Model description

There is extensive evidence that dust exists around Active Galactic Nuclei (AGN) and forms a toroidal shape. This material is most likely distributed in clumps, instead of homogeneously filling the torus volume. Numerous efforts to model the torus as a homogeneous dust distribution could not explain some puzzling features of the observed dust continuum emission (please see the corresponding references in the supplied publications).

Here we present our first attempts to model a distribution of dusty clumps in an AGN environment. The model is described in

Geometry

We consider a clumpy distribution with a radial extent given by \(Y = R_o / R_d\), the ratio of the outer to inner radii. The inner radius \(R_d\) is defined by dust sublimation temperature.

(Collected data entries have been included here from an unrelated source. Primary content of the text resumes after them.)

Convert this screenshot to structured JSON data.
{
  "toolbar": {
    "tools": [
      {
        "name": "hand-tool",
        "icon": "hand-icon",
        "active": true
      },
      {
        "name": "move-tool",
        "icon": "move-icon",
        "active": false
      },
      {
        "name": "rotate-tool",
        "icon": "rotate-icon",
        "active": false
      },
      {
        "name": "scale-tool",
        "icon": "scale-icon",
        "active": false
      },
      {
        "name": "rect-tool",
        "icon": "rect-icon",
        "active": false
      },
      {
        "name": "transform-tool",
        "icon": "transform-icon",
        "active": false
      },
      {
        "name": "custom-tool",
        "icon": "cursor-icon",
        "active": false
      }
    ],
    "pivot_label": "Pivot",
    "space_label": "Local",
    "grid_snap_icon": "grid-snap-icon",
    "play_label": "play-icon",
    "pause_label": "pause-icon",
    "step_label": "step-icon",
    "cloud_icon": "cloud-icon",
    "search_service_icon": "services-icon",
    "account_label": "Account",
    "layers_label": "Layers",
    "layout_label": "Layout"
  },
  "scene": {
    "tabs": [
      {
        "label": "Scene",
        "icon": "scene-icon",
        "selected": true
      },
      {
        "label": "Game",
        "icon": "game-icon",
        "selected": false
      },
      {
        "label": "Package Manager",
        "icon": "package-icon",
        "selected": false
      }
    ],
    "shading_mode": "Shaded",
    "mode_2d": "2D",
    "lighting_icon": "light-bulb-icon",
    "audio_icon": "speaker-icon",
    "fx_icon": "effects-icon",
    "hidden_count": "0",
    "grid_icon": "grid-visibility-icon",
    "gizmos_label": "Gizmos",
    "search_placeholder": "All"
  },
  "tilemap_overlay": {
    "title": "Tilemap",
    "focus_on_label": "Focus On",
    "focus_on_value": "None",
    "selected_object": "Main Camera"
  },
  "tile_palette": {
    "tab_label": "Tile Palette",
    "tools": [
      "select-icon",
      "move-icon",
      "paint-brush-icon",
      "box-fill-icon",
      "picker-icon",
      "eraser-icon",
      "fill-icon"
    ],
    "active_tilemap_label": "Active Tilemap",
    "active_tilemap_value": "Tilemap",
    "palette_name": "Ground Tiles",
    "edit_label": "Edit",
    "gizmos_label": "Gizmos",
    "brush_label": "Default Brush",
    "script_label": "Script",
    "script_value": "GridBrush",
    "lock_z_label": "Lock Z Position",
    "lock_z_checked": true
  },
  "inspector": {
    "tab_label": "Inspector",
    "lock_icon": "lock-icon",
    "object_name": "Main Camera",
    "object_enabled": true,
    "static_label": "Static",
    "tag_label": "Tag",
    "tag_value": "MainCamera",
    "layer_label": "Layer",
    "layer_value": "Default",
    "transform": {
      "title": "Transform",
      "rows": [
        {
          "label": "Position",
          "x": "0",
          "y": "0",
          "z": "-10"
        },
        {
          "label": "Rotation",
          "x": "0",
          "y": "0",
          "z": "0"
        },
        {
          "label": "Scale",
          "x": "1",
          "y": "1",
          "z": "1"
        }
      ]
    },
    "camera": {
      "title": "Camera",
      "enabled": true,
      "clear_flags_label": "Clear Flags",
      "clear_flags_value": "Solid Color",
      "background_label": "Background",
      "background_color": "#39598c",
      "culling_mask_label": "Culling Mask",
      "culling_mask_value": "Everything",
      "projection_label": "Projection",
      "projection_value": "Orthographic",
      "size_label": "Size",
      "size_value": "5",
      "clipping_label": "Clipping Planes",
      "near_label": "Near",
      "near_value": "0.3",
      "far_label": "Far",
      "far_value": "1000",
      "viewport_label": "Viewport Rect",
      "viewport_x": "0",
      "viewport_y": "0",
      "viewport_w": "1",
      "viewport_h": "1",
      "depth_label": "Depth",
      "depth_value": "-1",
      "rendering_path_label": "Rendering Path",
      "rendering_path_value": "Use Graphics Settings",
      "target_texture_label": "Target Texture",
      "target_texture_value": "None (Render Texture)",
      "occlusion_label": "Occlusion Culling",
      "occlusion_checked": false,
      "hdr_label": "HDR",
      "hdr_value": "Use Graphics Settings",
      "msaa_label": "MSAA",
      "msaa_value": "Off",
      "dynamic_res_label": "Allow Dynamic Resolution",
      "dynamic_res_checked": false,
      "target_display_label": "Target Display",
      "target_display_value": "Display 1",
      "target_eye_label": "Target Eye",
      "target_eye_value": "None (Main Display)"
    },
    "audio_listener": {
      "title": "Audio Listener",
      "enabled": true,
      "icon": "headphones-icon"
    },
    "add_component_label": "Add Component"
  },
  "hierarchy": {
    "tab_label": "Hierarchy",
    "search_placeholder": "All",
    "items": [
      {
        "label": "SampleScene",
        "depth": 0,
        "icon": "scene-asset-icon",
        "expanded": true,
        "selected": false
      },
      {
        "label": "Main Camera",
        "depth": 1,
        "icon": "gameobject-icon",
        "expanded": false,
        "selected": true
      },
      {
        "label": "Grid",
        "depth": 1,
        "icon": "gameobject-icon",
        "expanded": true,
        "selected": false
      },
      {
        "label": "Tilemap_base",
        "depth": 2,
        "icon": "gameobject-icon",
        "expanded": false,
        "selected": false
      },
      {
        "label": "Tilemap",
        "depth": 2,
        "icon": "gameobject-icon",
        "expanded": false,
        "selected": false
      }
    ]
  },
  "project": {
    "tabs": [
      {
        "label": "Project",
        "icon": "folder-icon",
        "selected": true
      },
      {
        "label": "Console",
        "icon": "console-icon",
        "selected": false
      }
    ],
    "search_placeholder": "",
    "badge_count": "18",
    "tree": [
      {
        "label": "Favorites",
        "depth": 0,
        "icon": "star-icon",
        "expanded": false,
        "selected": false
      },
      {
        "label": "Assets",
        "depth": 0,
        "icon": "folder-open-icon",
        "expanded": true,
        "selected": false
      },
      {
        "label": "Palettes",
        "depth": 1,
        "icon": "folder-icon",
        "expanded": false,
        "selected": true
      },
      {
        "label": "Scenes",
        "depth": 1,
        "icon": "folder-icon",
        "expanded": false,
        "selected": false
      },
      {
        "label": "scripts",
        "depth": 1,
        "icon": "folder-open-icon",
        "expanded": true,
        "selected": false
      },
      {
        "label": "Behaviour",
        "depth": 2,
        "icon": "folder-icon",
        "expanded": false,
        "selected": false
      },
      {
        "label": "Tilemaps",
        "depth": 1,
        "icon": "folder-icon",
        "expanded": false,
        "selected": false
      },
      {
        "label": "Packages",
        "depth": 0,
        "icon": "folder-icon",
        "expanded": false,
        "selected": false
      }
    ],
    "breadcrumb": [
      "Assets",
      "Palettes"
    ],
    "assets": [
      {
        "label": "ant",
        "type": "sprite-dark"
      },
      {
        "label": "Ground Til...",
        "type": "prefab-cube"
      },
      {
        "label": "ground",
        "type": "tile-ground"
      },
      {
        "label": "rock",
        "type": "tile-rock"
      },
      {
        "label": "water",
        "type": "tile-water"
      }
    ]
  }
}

The radial density profile is a power law \(r^{-q}\). Various angular distributions, characterized by a width parameter \(m\), are considered. For smooth boundaries, the parameter \(m\) determines the smoothness. E.g. \(m=2\) is a Gaussian \(\propto \exp{(-|\beta/\sigma|^m)}\), with a width \(\sigma\), where the angle \(\beta\) is measured from the equatorial plane. The total number of clouds, on average, along any radial equatorial ray, is parametrized by \(N_0\), and the variation of the total number of clouds along rays at angle \(\beta\) from the equator is \(N_T(\beta) = N_0\, F(\beta)\). \(F\) is a step function at \(\beta = \sigma\) for a sharp-edged torus, and \(\exp{(-|\beta/\sigma|^m)}\) for soft-edged tori.

Each clump is specified by its optical depth, and all clumps are assumed to have the same optical depth \(\tau_V\), the depth at \(0.55\mu m\). The dust extinction profile is taken as for standard MRN Galactic dust.

The clumps, of a given dust composition, are heated by an AGN with given spectral shape and luminosity L. For such a configuration, the inner radius \(R_d\) is uniquely determined by the luminosity and the chosen dust sublimation temperature:

\begin{equation*} R_d = 0.4 \left( \frac{L}{10^{45} \mathrm{erg\ s^{-1}}}\right)^{1/2} \left(\frac{\mathrm{T_{sub}}}{1500\ \mathrm{K}}\right)^{-2.6}\ \mathrm{pc} \end{equation*}

Dust & heating

The emission of directly and indirectly heated clumps at various positions around the AGN is calculated by our SFN program using calculations of both slabs and spherical shells modeled by our radiative transfer code DUSTY https://faculty.washington.edu/ivezic/dusty_web/. These two components of the source function are used to calculate the overall emission from the distribution of clumps by the separate code CLUMPY.

We provide our current model spectra of a clumpy torus. We assume standard ISM chemical dust composition with 53% standard Galactic silicate dust after Ossenkopf, Henning & Mathis (1992), and 47% graphites after Draine (2003). The grains are spherical with size distribution from Mathis, Rumpl & Nordsieck (1977). The dust sublimation temperature of this composition is \(T_{\mathrm{sub}} = 1500\ \mathrm{K}\).

The spectral slope of the heating AGN radiation \(\lambda f_\lambda\) follows a piecewise (broken) power-law

\begin{equation*} \lambda f_\lambda \propto \begin{cases} \lambda^{1.2} & \lambda \le \lambda_h\\ \mathrm{const} & \lambda_h \le \lambda \le \lambda_u\\ \lambda^{-p} & \lambda_u \le \lambda \le \lambda_{RJ}\\ \lambda^{-3} & \lambda_{RJ} \le \lambda \end{cases} \end{equation*}

We provide models with and without the contribution of the AGN heating spectrum.